12 Bombardier 415s are currently operated by the Sécurité Civile, each able to drop 6,137 L. France was the first nation to commit to the CL-415 Canadair in 1992, so that it could phase out its Canadair CL-215s.

- Bombardier Dash 8 (8)

Two pre-owned Bombardier Dash 8 Q400s, acquired from Scandinavian Airlines System, were modified by Cascade Aerospace of Abbotsford, British Columbia, for the Sécurité Civile to act as fire-fighting water bombers during fire season and as transport aircraft during the off season. This aircraft is designated the Q400-MR (Multi Role). The aircraft can be reconfigured into passenger, cargo or aerial fire control roles in under three hours and can drop 10,000 L in the tanker role. 6 more were ordered in 2017 for 365M€, 4 of which were delivered by the end of 2021. Based at Garons Provence Airport.
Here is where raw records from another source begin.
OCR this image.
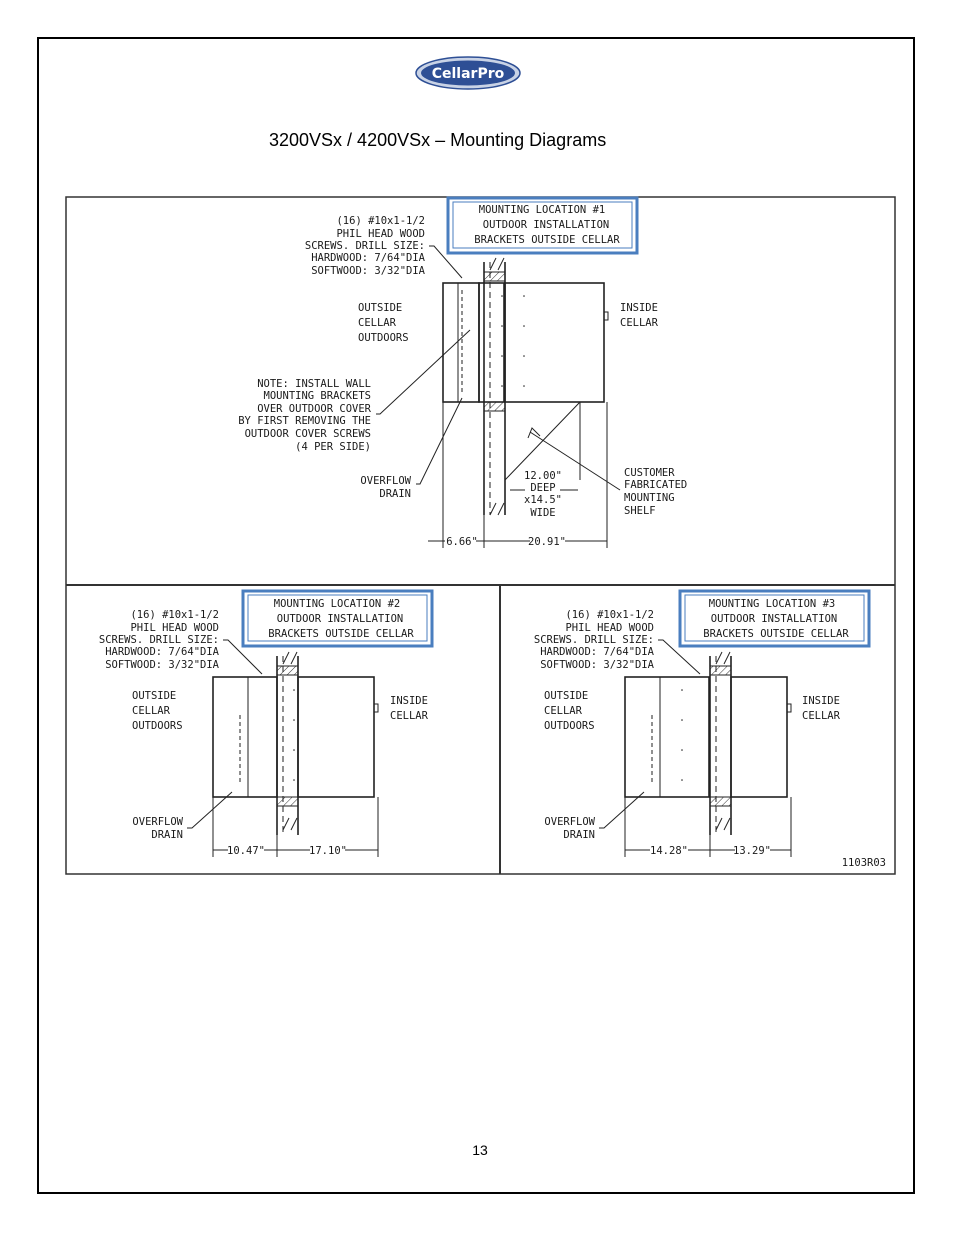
CellarPro
3200VSx / 4200VSx – Mounting Diagrams
MOUNTING LOCATION #1
OUTDOOR INSTALLATION
BRACKETS OUTSIDE CELLAR
(16) #10x1-1/2
PHIL HEAD WOOD
SCREWS. DRILL SIZE:
HARDWOOD: 7/64"DIA
SOFTWOOD: 3/32"DIA
OUTSIDE
CELLAR
OUTDOORS
INSIDE
CELLAR
NOTE: INSTALL WALL
MOUNTING BRACKETS
OVER OUTDOOR COVER
BY FIRST REMOVING THE
OUTDOOR COVER SCREWS
(4 PER SIDE)
OVERFLOW
DRAIN
12.00"
DEEP
x14.5"
WIDE
CUSTOMER
FABRICATED
MOUNTING
SHELF
6.66"	20.91"
MOUNTING LOCATION #2
OUTDOOR INSTALLATION
BRACKETS OUTSIDE CELLAR
(16) #10x1-1/2
PHIL HEAD WOOD
SCREWS. DRILL SIZE:
HARDWOOD: 7/64"DIA
SOFTWOOD: 3/32"DIA
OUTSIDE
CELLAR
OUTDOORS
INSIDE
CELLAR
OVERFLOW
DRAIN
10.47"	17.10"
MOUNTING LOCATION #3
OUTDOOR INSTALLATION
BRACKETS OUTSIDE CELLAR
(16) #10x1-1/2
PHIL HEAD WOOD
SCREWS. DRILL SIZE:
HARDWOOD: 7/64"DIA
SOFTWOOD: 3/32"DIA
OUTSIDE
CELLAR
OUTDOORS
INSIDE
CELLAR
OVERFLOW
DRAIN
14.28"	13.29"
1103R03
13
- Beechcraft Super King Air 200 (3)

==== Bases ====
All fixed-wing aircraft are based at Garons Provence Airport.

== Bomb disposal ==

307 Sécurité Civile bomb disposal experts are based at 20 bomb disposal units, including 2 overseas units (Guadeloupe and French Guiana). They are responsible for the detection, removal, disposal or destruction of suspicious objects. They also provide assistance during official travel or large demonstrations and disarm and destroy dormant ammunition still present from the two world wars.

In 2004, 440 t of munitions was disposed of, whilst forty-three bomb disposal experts were deployed on the sixtieth anniversary of the Normandy landings, seventeen on the sixtieth anniversary of the landing in Provence, and sixteen during the visit of Pope John Paul II to Lourdes.